Magnified Raman spectra between 1500 to 1800 cm⁻¹ (A) and change in integrated intensity ratio of the total of two BSA peaks at 1600 and 1653 cm⁻¹ to the OCP peak at 957 cm⁻¹ (B) after incubation with BSA solutions. ^ap < 0.01 significant difference for 0.20, 0.25 and 1.0 mg·mL⁻¹ BSA in Ca3.0P1.0; ^bp < 0.01 significant difference for 0.20, 0.25 and 1.5 mg·mL⁻¹ in Ca1.5P1.0 solution; ^cp < 0.01 significant difference for 0.20, 0.25 and 1.0 mg·mL⁻¹ BSA in Ca3.0P1.0. ^dp < 0.01 significant difference between 0.20 and 0.75 mg·mL⁻¹ BSA, and ^ep < 0.05 significant difference from 1.5 mg·mL⁻¹ BSA in Ca1.5P1.0; ^fp < 0.01 significantly different for 1.0 and 1.5 mg·mL⁻¹ BSA in Ca3.0P1.0; ^gp < 0.05 significant difference for 0.20 mg·mL⁻¹ BSA and ^hp < 0.01 significant difference from 1.0 mg·mL⁻¹ BSA in Ca1.5P1.0. ⁱp < 0.05 significant difference from 1.5 mg·mL⁻¹ BSA in Ca1.5P1.0. Mean values were obtained from three independent experiments (n = 3).

Figure 6

Raman spectra curve fitting of original OCP, hydroxyapatite (HA) and OCP after incubation with Ca1.5P1.0 or Ca3.0P1.0 solution without BSA (A). Integrated intensity ratio of ν₂, ν₄ HPO₄ to the total phosphate vibration (ν₂, ν₄ HPO₄ + ν₂, ν₄ PO₄) estimated by a curve fitting of Raman spectra for OCP before and after incubation (B). Mean values were obtained from three independent experiments (n = 3).

Figure 7

Bright field image of OCP before and after incubation with 0, 0.25 and 0.50 mg·mL⁻¹ BSA in this Ca3.0P1.0 solution (A).
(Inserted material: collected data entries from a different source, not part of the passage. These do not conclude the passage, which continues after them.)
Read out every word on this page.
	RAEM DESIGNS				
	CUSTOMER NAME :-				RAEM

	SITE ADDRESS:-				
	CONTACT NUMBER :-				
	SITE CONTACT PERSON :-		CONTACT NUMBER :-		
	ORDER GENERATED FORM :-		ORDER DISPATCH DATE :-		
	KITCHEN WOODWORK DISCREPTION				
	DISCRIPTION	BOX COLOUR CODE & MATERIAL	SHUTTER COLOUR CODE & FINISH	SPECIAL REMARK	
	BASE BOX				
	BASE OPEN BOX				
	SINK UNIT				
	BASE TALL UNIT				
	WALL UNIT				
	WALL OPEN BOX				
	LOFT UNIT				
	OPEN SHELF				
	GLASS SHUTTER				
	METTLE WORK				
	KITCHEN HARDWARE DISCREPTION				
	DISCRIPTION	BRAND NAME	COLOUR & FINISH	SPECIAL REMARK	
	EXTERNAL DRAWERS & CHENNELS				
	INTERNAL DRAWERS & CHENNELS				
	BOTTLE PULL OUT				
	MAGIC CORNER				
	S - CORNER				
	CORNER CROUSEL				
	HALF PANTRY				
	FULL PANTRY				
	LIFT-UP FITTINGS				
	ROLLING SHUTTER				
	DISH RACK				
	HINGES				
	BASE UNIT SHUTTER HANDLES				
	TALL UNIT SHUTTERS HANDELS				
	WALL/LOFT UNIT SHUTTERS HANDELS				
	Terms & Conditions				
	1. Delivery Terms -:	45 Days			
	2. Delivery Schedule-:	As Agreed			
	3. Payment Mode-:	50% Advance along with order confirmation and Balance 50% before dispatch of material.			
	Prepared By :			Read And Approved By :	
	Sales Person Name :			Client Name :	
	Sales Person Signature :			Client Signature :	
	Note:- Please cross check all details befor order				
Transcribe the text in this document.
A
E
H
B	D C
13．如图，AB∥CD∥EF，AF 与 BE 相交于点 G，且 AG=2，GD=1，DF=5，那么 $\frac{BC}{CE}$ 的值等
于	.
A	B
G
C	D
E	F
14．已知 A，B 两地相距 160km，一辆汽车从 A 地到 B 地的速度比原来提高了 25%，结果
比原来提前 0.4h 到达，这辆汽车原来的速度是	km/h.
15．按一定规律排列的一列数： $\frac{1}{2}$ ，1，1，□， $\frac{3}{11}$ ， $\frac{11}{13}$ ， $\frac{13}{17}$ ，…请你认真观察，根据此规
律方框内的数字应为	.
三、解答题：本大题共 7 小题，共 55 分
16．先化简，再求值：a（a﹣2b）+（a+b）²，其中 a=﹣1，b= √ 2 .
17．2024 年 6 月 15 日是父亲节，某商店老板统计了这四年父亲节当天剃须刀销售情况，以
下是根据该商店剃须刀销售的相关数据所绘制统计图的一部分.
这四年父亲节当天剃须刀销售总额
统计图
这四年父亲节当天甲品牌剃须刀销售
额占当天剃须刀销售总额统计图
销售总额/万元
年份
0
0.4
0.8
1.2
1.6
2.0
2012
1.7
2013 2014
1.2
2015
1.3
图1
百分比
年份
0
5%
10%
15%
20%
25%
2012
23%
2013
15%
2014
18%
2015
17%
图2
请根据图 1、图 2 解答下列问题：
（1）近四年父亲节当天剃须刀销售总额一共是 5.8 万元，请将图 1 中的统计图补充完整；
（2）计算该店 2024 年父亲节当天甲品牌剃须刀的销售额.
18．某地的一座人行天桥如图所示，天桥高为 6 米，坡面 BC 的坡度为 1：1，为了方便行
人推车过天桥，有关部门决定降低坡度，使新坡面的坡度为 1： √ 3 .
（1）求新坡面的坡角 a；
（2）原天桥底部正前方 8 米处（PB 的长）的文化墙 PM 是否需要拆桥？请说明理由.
Selected area of OCP electron diffraction before and after incubation in 0.25 or 0.50 mg·mL⁻¹ BSA in the Ca3.0P1.0 solution (B).

Figure 8

Change in the mass ratio of newly-formed calcium phosphate assuming that the OCP composition is the same as the original OCP determined from the decrease in the Ca²⁺ (A) and Pi ion (B) concentration after incubation in the Ca3.0P1.0 or Ca1.5P1.0 solution containing BSA. Mean values were obtained from three independent experiments (n = 3). *p < 0.05, **p < 0.01 significant difference among the BSA concentrations in each supersaturated solution. ^##p < 0.01 significant difference between Ca1.5P1.0 and Ca3.0 P1.0 solution at each BSA concentration.

Figure 9

Ca²⁺ (A) and Pi ion (B) concentration in the Ca3.0P1.0 solution without BSA after incubation of OCP with pre-adsorbed BSA in the Ca3.0P1.0 solution containing 0.25 or 1.5 mg·mL⁻¹ BSA. Mean values were obtained from three independent experiments (n = 3). *p < 0.05, **p < 0.01 significant difference.